Política

Prefeitura do Rio aprova revisão do zoneamento e libera gabarito em 30 bairros

Nova lei urbanística aprovada nesta semana na Câmara Municipal altera coeficientes de aproveitamento e amplia potencial construtivo em áreas como Barra da Tijuca, Jacarepaguá e Centro. Medida visa atrair investimentos e deve impactar mercado imobiliário ainda em 2026.

Redação Perspectiva Imobiliária·
Prefeitura do Rio aprova revisão do zoneamento e libera gabarito em 30 bairros

A Câmara Municipal do Rio de Janeiro aprovou na última terça-feira (19) o projeto de lei que revisa o zoneamento urbano da cidade, liberando o aumento do gabarito em cerca de 30 bairros. A medida, enviada pela prefeitura, altera coeficientes de aproveitamento e estabelece novas regras para outorga onerosa. A expectativa do Executivo municipal é de que a mudança desbloqueie até R$ 12 bilhões em novos investimentos imobiliários no segundo semestre de 2026.

Entre as áreas mais impactadas estão a Barra da Tijuca, Jacarepaguá, Recreio dos Bandeirantes e trechos do Centro. Nessas regiões, o coeficiente de aproveitamento básico passou de 2 para 3, e o máximo pode chegar a 4 mediante contrapartida. A prefeitura estima que a arrecadação com outorga onerosa aumente em 40% neste trimestre, somando aproximadamente R$ 800 milhões até o fim do ano – valor que será destinado a fundos de habitação e mobilidade.

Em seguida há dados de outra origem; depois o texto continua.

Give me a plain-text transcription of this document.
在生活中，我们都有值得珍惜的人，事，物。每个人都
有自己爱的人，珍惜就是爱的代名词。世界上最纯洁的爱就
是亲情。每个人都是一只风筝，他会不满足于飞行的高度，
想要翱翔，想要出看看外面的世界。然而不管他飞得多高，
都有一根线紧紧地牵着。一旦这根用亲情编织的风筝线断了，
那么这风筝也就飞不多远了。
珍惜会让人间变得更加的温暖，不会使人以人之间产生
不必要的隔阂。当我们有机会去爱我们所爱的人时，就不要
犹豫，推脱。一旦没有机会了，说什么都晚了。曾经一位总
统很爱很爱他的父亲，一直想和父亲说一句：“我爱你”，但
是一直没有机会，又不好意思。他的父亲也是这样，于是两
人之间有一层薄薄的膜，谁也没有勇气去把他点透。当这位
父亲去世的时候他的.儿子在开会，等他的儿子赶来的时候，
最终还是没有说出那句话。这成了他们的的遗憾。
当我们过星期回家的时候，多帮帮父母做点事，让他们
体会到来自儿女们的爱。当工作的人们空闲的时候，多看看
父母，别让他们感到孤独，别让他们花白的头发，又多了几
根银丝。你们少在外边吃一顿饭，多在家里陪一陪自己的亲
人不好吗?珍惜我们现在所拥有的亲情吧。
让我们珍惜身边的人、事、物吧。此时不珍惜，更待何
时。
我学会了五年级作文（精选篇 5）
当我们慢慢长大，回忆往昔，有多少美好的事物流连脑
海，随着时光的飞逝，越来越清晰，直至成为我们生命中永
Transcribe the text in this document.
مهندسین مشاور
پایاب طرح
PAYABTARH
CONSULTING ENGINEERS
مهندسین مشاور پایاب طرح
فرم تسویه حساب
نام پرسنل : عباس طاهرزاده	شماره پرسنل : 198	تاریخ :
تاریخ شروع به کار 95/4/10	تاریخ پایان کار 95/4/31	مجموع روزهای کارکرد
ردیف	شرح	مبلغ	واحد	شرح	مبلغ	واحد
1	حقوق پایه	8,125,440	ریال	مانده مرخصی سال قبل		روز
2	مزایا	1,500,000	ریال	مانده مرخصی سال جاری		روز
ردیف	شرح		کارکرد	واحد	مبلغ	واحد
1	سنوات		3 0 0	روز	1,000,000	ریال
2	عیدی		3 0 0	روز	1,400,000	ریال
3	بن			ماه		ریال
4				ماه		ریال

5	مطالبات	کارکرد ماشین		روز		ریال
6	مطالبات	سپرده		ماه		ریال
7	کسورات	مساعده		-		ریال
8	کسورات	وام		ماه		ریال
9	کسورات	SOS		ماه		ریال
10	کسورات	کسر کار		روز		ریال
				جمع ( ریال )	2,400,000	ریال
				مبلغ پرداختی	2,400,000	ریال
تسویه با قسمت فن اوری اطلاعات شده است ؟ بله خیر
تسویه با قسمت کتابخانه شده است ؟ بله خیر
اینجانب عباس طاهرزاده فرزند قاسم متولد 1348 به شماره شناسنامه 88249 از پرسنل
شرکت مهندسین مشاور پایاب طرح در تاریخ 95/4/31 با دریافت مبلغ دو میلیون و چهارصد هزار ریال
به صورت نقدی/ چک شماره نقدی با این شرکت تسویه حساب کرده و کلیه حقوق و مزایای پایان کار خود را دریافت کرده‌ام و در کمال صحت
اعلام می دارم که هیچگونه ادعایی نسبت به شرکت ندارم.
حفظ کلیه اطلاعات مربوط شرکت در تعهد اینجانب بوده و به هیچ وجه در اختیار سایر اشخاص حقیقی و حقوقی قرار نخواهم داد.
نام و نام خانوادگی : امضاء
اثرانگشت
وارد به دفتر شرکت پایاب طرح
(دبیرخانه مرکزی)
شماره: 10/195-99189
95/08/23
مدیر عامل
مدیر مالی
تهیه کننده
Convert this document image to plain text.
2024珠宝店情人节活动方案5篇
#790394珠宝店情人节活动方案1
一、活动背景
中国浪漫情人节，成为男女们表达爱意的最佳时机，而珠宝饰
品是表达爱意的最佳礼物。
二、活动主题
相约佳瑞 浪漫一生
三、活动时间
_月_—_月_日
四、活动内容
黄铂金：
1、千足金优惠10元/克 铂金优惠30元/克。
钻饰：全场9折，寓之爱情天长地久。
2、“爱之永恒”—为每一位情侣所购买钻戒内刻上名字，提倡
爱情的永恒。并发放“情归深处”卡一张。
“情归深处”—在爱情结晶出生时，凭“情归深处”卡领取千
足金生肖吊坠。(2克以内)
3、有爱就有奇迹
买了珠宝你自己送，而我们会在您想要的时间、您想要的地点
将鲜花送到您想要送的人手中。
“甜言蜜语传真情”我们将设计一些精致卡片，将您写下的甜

O setor imobiliário reagiu com otimismo. A Associação de Dirigentes de Empresas do Mercado Imobiliário (Ademi-RJ) calcula que a liberação pode gerar a construção de 15 mil novos apartamentos nos próximos 36 meses. “É uma sinalização clara de que a cidade quer crescer. As incorporadoras que estavam segurando lançamentos na Barra e em Jacarepaguá já devem acelerar projetos a partir de agosto”, afirmou o presidente da Ademi-RJ, Ricardo Rocha, em nota.

Por outro lado, organizações urbanísticas criticam a falta de contrapartidas ambientais. O Instituto de Arquitetos do Brasil (IAB-RJ) divulgou manifesto alertando que o adensamento sem plano de mobilidade pode agravar a saturação do trânsito na Zona Oeste. O vereador Paulo Lins (PT), único a votar contra o projeto na comissão de urbanismo, afirmou que “a prefeitura está entregando o solo urbano ao mercado sem exigir infraestrutura compatível”.

A revisão do zoneamento carioca ocorre em meio a um aquecimento do mercado imobiliário na capital fluminense. Dados do Secovi-Rio mostram que as vendas de imóveis novos cresceram 18% no primeiro semestre de 2026, puxadas por unidades de médio padrão. Com a nova lei, a tendência é de aumento da oferta, especialmente em terrenos subutilizados na Barra e no Recreio.

Para o comprador final, a medida pode ter efeito misto. A curto prazo, a oferta adicional deve segurar os preços. Mas, com a outorga paga pelas construtoras, a prefeitura promete investir em corredores de BRT e ciclovias. A previsão é de que os primeiros projetos protocolados sob as novas regras recebam alvará ainda em setembro. O mercado acompanha de perto o próximo passo: a regulamentação dos parâmetros para cada bairro, prevista para agosto.